Entonces el viejo se levantó maleta en mano y fue a sentarse a la vera de la chica que leía a tu lado. Reparaste en que la chica leía -no puede ser, pensaste- a Cheever: Crónica de los Wapshot. La chica no había observado lo que acababa de ocurrir frente a sus ojos hacía un momento, con Bradbury. Eso, o disimuló muy bien. El del sombrero puso sonriente ante los ojos de la chica un ejemplar usado de Catedral, de Raymond Carver. La chica levantó la mirada de Cheever y la posó en Carver, y, enseguida, en el señor Maleta. Hay sonrisas que convencen a la primera, se sobreponen a todo, deshacen malentendidos, seducen hipnóticamente. La chica Cheever tenía ya en sus manitas una Catedral. El viejo de los libros pareció incorporarse con apremio.
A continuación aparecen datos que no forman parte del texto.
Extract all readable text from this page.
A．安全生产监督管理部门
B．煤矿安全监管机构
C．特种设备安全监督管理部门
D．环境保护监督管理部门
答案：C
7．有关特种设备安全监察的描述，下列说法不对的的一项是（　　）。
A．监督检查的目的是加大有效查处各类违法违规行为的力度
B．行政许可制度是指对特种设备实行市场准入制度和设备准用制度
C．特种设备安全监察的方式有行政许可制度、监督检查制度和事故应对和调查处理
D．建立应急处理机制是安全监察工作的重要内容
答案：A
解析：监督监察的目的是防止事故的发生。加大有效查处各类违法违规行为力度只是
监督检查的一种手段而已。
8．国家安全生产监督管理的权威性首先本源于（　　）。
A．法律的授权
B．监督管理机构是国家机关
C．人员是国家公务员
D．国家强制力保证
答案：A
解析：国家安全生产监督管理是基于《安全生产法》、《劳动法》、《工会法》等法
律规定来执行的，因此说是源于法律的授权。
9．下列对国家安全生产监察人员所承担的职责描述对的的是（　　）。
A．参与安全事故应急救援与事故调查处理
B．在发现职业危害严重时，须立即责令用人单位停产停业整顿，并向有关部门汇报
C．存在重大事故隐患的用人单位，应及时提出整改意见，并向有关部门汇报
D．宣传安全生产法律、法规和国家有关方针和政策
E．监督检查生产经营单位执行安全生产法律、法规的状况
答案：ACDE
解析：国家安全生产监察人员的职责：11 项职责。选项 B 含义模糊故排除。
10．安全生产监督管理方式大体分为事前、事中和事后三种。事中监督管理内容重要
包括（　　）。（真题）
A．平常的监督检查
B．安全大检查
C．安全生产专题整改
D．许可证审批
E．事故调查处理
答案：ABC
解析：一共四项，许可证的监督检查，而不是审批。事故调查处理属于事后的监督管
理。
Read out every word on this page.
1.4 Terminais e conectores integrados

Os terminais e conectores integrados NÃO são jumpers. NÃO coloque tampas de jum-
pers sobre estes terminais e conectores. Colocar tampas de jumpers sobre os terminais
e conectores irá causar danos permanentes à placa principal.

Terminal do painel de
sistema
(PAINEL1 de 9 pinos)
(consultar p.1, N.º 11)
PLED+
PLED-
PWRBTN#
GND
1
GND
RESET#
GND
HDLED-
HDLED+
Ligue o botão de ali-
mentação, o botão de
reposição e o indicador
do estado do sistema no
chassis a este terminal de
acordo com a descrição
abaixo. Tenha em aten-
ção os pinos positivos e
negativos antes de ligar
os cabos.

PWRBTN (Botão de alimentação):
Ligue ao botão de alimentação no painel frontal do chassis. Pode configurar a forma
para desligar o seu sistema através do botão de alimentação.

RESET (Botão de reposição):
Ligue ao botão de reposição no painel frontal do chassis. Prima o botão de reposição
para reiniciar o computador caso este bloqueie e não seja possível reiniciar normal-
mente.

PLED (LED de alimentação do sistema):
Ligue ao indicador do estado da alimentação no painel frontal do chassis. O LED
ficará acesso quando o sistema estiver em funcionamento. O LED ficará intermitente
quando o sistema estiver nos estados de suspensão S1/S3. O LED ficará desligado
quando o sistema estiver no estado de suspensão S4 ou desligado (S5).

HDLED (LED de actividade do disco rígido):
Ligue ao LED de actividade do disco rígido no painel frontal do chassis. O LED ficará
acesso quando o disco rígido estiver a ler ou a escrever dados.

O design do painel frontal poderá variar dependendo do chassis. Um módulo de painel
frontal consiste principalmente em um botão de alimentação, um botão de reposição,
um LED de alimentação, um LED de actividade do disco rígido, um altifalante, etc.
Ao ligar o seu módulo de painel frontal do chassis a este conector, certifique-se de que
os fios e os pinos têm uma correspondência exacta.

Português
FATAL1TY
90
Se dirigió hacia la puerta donde, apoyado contra una de las hojas de la misma, un chico, un joven, leía Vidas minúsculas, de Alfred Polgar.
El tren comenzó a desacelerar, a entrar en la estación de La Latina. Cuando se abrieron las puertas, el chico, además del de Polgar, tenía otro libro en sus manos: La habitación del poeta, de Robert Walser, sin contraportada, te pareció. Cuando se cerraron las puertas, el viejo caminaba sonriente por el andén en dirección a vete a saber dónde. El señor Bradbury, la chica Cheever, el chico Polgar y tú, el Iletrado Imperdonable, lo seguisteis con la mirada hasta que el túnel os tragó otra vez. Juras que así fue como ocurrieron las cosas. Tardaste dos estaciones en darte cuenta de que también tú tenías que haberte bajado en La Latina. ¿Qué me habría dejado el de la maleta si yo hubiera viajado con el Doctor Pasavento, de Vila-Matas, por ejemplo? -pensaste.
Sé cuánto lamentas no haber llevado un libro en la mano.